情報資料発注・受け入れの業務水準だけをみてみても、要求している水準がわからない。

具体的に言うと、まずこの業務を司書資格を有するものが担当することは要求水準ではなく条件である。発注に熟練した人であれば、司書資格を持っていなくても適切な発注が出来るはずである。

次の2番目からが要求水準に該当すると考えられるが、購入が決定された資料を発注する期限がいつからカウントされるのかがわからない。事業者としては、決定された図書を発注するように指示された時からでなければ責任ある管理が出来ないはずだ。

さらに、一旦購入が決定されたものを、管理していくことの基準が示されていない。たとえば、1週間以内に納品できない資料や、定期刊行物の収集のルールはどうすれば良いのかが記載されていないし、納品されなかった場合の対処の水準も示されていない。

2−3 適切な図書館の要求水準の設定の仕方

ちなみに、適切な要求水準が記載されていると考えられるジェトロビジネスライブラリー(JBL)では、次のようになっている。

JBLは専門図書館である為、専門職員と民間委託業者の関係を公共図書館に当てはめることは出来ないかもしれないが、構成からみてみよう。

JBLは世界中の貿易関連情報を収集している特殊なライブラリーであり、世界中のジェトロ事務所で収集する情報を管理し、ジェトロ本体の貿易支援サービスと連携させる必要があるため、外部委託した業務は非常に限られている。

① 資料整理業務、 ② 資料管理業務、 ③ 閲覧・利用者サービス、 ④ 付随する業務 の4業務のみである。
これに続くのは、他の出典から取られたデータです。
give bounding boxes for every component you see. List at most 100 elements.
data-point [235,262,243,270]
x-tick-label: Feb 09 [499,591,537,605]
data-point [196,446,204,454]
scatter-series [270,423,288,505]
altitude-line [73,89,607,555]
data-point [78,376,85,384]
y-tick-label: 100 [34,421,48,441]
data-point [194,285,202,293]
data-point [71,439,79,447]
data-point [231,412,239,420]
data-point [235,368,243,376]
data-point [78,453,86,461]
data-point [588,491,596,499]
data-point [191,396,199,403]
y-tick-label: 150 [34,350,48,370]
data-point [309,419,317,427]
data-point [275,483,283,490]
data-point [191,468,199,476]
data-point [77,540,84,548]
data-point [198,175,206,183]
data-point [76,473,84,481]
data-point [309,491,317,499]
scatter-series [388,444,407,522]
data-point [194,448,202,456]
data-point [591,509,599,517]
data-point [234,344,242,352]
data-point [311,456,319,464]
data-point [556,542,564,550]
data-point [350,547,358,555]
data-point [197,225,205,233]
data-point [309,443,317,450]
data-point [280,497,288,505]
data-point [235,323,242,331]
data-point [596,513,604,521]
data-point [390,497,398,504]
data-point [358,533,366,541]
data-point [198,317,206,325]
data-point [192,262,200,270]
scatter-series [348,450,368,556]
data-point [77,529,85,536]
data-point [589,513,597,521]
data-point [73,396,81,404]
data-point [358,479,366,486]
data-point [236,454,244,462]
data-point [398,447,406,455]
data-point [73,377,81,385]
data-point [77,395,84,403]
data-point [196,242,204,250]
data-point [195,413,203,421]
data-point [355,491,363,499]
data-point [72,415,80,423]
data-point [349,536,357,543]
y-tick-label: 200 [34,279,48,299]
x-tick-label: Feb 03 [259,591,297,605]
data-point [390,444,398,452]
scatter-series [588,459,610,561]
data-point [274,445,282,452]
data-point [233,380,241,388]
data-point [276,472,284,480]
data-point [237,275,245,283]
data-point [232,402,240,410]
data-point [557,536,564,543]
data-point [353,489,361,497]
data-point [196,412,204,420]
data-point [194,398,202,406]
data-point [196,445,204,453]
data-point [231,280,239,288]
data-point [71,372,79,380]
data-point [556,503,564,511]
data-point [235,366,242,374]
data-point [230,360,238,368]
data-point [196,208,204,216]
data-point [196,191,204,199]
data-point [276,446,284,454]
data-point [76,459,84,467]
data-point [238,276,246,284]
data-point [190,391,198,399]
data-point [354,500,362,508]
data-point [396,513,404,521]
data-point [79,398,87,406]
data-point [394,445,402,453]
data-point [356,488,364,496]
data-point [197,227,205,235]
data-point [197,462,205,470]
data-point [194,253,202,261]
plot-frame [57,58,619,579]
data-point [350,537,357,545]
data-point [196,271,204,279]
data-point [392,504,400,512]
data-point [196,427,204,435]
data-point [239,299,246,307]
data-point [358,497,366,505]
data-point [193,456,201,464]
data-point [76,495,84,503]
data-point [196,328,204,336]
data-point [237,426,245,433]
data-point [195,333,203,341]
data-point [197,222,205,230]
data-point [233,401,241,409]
正規職員が継続して管理を続ける必要があると判断した部分については、外部に情報は開示していないが、資料を選択したり、発注したりする部分は委託をしていないことが、これらの民間に委託している内容をみるとわかる。

長崎市立図書館の「⑴情報資料発注・受入」「⑵雑誌・新聞購入・管理・配架」「⑶分類・登録・装備」で記載されている部分のうち、発注を除いた部分を、JBLでは、① 資料整理業務、 ② 資料管理業務の二つの項目に分けて整理している。① 資料整理業務 は、イ 目録作成、 ロ 定期刊行物受入、ハ 資料装備、ニ 資料差し替え、ホ 製本・補修 の5業務に分けて、 ② 資料管理業務は、 イ 資料配架、ロ 資料展示、ハ 閉架書庫管理、ニ 蔵書点検、ホ 資料移管、ヘ資料処分 の6業務に分けて、それぞれの業務目的と業務内容が示されており、業務内容の中には、作業が適正に行われていると判断する要求水準が記載されている。

例えば配架についての整理の仕方は次のようになっている。

②資料管理業務の中のイ資料配架は、 (1)新規配架、(2)配架修正 (3)書架調整 (4)各種掲示物の作成・修正 と配架に関連するアクティビティーを4つに分類して、それぞれの要求水準の設定を行っている。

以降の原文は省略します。